Mary Kom: I can carry on with multiple roles in the years to come
Indian boxing star MC Mary Kom, who recently won her fifth Asian Championships gold medal in the 48kg in Ho Chi Minh, Vietnam, says boxing has always been her top priority and she has got used to multi-tasking over the years. She wears many hats besides being a boxer — a Parliamentarian, mother, wife, daughter and recently, she was handed over the added responsibility of being a government observer for boxing in India.
When asked how does she manage to juggle all roles, she said, "It has not been difficult. I have always prioritised boxing more than anything else. But that does not mean that I have not been true to the other responsibilities. Over the years, I have learnt the act of balancing my responsibilities through efficient time-management. I believe I can carry on with multiple roles in the years to come as well without much of a problem."
Mary Kom with husband Onler
The Manipuri boxer won the Asian title at the age of 34, but asked if there is a dearth of talent in the country or less competition, she said, "I do not think this is a right perspective. There is no dearth of quality in India and it was evident by the way we finished at the Asian Championship with seven medals, possibly the best performance ever. Some of the youth girls are also very talented. India's future is quite bright," Mary Kom told mid-day from Lausanne, Switzerland, where she is representing the International Boxing Association (AIBA) at the IOC athletes forum (November 11-13).
When Mary Kom was asked about the competition in Asia as compared to the Olympic or international level, she felt that there isn't much of a difference. "The competition is the same everywhere you go. It all comes down to the day of the bout and who fights better. So, I don't think that quality-wise the Asian boxers lack anything," said Mary Kom, who loves listening to music and spending time with her kids.
Meanwhile, it is often seen in the corporate world that a woman makes a comeback to her profession after her children grow up as she gets some time. When asked if it is the same for her, she added, "I can talk for myself because I think it is very different in each person's life. Returning to boxing and leaving my one-year-old twins was an extremely difficult phase for me. I missed them and wanted to be with them. But then, I could not let go of my boxing as well. So yeah, it was indeed very hard for me but then I made sure that I got regular updates about them. I do make it a point to spend time with my kids whenever I am not training or playing a tournament."

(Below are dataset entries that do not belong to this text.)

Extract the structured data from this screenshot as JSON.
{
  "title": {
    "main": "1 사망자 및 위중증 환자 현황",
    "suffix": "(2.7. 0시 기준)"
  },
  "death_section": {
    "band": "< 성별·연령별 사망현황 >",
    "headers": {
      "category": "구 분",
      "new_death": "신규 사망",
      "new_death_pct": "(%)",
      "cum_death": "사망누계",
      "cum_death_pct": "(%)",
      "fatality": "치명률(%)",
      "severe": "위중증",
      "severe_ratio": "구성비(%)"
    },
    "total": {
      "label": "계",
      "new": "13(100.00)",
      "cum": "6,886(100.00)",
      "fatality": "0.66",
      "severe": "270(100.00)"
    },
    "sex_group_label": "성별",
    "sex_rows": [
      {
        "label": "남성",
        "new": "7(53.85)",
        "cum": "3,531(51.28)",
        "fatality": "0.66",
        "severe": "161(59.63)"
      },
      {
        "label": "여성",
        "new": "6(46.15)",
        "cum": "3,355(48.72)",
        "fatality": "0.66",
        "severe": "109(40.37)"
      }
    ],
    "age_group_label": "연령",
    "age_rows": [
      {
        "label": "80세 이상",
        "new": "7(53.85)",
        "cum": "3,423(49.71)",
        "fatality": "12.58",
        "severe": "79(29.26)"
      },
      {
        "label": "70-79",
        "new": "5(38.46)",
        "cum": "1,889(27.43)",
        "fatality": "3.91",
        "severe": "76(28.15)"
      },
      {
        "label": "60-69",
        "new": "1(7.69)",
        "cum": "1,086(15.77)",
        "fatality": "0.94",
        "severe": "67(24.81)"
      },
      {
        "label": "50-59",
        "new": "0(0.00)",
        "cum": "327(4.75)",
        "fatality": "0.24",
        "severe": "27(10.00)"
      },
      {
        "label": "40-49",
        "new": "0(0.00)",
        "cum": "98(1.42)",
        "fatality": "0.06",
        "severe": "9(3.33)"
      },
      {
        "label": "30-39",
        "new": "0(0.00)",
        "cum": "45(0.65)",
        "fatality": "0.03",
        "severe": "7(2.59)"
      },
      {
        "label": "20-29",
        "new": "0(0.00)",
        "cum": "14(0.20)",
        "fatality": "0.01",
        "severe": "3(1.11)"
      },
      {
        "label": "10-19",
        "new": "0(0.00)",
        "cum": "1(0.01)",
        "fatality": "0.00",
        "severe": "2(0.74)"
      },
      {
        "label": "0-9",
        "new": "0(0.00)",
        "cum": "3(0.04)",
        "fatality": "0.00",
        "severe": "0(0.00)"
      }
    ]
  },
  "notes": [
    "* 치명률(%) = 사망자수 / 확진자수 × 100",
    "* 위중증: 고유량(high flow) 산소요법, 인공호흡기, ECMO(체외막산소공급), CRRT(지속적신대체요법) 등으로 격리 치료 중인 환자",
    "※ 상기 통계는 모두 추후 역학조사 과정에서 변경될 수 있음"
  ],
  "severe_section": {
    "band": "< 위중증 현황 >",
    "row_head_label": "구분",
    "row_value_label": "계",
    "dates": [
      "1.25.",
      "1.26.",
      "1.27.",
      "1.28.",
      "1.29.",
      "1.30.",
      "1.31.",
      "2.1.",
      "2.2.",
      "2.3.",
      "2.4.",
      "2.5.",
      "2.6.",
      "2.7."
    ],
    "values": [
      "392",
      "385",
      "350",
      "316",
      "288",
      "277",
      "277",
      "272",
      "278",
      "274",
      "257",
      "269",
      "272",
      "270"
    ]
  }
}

The 2012 Olympic bronze medallist boxer has switched weight categories many times. Commenting on how she copes with it, she said, "I have been into boxing for a long time. I have gone through rigorous training throughout my career. It is indeed difficult to switch weight categories especially the adjustments that need to suit the category. So even though it takes a toll, for me, to add weight is not an easy thing. But I believe with a right set of support staff, the transition becomes smooth."
'Behind every successful man, there is a woman', they say but in Mary Kom's case it is the opposite — it is her husband Onler who has been the driving force.
"He [Onler] has been my biggest pillar of support. Had it not been for his unending support, I don't think so I would have been able to achieve whatever I have in my career. I cannot explain in words the way he has looked after the family and kids only so that I could achieve my dream. His contribution towards me becoming a champion has been immense. His support has always been the same be it in the past or now."